The Greek economy was in dire straits when austerity began – hardly the perfect time to slash the
budget. Still, the example of Greece raises an important question: When is the right time to introduce
austerity measures?

The jury is still out on that question; however, according to the authors, the precise moment when an
austerity program is introduced isn’t necessarily the most important consideration. Of far greater
significance is whether the austerity package is made up of tax increases or spending cuts.

8/9

The politics of austerity is complex but it isn’t necessarily a political “kiss of death.”

If you’re looking for a surefire way to electoral success, raising taxes and cutting public spending
probably isn’t the way to go. Understandably enough, voters like low taxes and well-funded services,
which often means that they reward short-term policies without considering the long-term costs.

That’s the conventional wisdom, anyway. But, as the authors suggest, governments can do well at the
polls even after austerity measures are introduced.

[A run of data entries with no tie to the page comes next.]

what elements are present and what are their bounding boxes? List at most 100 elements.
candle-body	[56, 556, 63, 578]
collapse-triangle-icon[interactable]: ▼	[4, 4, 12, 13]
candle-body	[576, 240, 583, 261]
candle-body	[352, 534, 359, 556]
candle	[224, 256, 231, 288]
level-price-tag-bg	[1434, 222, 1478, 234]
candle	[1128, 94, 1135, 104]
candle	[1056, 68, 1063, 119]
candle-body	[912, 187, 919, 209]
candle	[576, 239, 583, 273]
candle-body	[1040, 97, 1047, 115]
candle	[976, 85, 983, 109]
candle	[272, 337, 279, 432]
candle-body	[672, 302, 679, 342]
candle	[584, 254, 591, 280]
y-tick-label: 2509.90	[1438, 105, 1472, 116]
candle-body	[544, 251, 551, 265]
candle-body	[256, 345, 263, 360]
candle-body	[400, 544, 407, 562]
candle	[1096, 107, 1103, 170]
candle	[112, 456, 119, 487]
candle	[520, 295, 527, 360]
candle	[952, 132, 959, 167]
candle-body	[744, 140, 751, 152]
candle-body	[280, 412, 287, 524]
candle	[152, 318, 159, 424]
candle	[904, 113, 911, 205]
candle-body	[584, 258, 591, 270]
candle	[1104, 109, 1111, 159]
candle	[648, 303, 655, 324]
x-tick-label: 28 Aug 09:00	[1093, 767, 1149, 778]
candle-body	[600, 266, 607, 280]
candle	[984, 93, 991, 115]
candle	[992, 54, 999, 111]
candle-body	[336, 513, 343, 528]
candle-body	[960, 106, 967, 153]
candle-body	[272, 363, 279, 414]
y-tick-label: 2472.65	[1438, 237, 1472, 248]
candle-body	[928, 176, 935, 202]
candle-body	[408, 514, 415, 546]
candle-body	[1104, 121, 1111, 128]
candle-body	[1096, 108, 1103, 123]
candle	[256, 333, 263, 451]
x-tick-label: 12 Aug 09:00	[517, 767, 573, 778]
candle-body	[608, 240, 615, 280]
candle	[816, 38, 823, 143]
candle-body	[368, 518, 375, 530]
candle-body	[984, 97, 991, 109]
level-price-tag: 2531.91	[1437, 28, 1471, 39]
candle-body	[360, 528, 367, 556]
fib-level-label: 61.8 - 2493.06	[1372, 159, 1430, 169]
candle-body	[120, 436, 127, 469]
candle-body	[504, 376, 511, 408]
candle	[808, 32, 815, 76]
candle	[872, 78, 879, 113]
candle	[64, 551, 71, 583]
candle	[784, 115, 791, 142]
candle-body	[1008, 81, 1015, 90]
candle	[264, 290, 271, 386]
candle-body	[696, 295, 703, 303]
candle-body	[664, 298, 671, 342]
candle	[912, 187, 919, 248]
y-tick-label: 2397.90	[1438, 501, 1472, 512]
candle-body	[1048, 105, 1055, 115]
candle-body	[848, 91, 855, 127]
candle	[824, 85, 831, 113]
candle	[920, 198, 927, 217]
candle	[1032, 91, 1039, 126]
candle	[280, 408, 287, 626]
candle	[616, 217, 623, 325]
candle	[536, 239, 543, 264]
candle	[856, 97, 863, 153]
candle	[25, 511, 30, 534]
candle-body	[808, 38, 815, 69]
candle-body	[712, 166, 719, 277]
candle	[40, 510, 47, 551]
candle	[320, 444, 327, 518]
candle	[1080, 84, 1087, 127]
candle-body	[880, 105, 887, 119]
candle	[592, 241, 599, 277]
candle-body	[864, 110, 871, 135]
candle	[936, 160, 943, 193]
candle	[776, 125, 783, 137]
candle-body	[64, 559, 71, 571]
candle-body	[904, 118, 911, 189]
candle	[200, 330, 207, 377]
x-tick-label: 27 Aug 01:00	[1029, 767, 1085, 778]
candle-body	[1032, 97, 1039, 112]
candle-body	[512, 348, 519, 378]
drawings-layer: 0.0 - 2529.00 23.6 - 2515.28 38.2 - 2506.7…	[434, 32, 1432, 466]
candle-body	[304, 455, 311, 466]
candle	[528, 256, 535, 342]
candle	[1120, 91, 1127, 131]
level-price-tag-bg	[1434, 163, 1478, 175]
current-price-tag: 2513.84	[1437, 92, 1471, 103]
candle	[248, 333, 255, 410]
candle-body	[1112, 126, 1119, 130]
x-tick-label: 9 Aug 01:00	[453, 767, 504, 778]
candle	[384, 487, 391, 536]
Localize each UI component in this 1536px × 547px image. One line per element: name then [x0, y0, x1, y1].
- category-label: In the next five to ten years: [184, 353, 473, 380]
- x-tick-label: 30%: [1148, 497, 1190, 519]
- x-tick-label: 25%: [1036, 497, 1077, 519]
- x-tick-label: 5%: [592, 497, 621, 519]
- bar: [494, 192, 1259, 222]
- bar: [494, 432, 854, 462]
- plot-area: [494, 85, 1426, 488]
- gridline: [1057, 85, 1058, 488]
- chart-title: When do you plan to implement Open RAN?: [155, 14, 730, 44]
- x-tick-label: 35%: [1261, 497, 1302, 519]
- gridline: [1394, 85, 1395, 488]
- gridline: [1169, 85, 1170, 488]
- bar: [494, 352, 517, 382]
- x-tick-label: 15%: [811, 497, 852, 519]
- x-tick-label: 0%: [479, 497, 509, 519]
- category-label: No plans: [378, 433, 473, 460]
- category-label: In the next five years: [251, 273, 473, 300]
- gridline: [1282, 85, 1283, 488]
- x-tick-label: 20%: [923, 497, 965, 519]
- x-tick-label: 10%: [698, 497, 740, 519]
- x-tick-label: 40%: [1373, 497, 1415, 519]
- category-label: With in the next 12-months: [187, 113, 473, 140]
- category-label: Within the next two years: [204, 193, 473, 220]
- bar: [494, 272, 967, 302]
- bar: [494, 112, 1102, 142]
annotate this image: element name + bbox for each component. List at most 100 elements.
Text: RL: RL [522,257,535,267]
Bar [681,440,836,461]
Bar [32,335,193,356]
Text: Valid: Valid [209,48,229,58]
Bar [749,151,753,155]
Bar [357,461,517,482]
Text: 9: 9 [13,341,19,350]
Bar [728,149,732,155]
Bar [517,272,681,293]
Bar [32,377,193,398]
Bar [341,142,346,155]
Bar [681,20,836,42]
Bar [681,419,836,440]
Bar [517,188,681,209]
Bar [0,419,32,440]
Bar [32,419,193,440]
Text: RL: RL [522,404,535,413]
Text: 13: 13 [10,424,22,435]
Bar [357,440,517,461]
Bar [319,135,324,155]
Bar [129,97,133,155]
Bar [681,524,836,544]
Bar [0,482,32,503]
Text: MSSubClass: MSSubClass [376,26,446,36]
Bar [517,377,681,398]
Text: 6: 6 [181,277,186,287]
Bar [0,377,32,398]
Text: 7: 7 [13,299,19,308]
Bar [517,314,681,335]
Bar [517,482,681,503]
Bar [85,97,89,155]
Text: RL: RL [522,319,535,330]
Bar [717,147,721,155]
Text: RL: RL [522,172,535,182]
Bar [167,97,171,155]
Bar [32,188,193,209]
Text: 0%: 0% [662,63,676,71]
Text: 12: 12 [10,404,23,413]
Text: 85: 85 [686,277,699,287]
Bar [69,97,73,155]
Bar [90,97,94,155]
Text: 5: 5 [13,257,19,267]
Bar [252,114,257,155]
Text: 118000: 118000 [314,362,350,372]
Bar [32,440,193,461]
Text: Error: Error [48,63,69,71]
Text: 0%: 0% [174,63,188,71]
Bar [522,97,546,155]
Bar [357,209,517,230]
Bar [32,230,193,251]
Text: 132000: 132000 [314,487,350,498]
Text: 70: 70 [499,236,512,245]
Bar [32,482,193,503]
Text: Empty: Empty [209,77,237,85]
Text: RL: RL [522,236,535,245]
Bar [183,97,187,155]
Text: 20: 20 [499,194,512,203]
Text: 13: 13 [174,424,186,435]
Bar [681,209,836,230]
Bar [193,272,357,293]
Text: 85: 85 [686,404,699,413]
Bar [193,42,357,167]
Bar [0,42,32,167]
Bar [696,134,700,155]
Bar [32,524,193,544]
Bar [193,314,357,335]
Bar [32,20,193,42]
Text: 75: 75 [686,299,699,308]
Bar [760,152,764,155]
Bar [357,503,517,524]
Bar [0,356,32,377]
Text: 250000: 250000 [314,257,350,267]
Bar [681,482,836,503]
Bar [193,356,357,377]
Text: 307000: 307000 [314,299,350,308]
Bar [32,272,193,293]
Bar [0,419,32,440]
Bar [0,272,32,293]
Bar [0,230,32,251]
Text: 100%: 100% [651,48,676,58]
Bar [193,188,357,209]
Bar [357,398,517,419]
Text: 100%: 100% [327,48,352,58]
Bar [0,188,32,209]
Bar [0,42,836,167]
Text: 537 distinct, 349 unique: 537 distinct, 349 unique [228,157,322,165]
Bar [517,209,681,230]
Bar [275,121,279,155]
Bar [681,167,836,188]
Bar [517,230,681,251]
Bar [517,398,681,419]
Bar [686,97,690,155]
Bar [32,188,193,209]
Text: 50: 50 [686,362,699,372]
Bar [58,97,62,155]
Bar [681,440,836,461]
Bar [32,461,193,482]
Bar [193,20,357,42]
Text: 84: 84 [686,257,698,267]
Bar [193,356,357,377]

The key message here is: The politics of austerity is complex but it isn’t necessarily a political “kiss of
death.”

There are always many factors that determine the outcome of an election – beyond austerity or even
the economy as a whole. Still, the widely held assumption that austerity is a recipe for electoral failure is
probably not true at all.

In 1997, Canada reelected its pro-austerity government, as did Sweden in 1998 and Finland in 1999.
And, as already mentioned, the UK’s Conservative party increased its share of the vote after five years of
austerity in 2015. So, while there’s no universal rule, it’s clear that not every austerity program leads to
a change in government.
Even more complex than winning an election is running a country. That complexity is one reason why
governments continue to implement tax-based austerity programs, despite evidence of their negative
effect.

Why don’t governments always use spending cuts instead? Besides being difficult to implement, they
can throw up challenges that aren’t just about numbers. After all, they have to come from particular
parts of the budget, and some politicians will argue strongly against them – both because no politician
likes to have their own budget cut, and because they may sincerely believe in the importance of a
particular scheme.

Compared to the political maneuvering that spending cuts require, tax increases can seem relatively
straightforward. Plus, their impact is often more widely spread among a population. In fact, if a country
is already in crisis, tax increases may be the only possible option.

The bottom line is that austerity measures aren’t easy to implement, and some situations – like the one
Greece found itself in – may prove particularly difficult. However, as the authors argue, many
assumptions about austerity simply aren’t true. In some situations, if it’s done right, austerity can work.

9/9

Final summary

The key message in these blinks:

Austerity has a bad reputation, but, according to the authors’ carefully compiled data, it can be good for
a country’s economy. Of the two types of austerity, expenditure-based austerity generally leads to far
better results than tax-based austerity. Spending cuts can even lead to the economy expanding, while
tax hikes generally have a decidedly negative impact.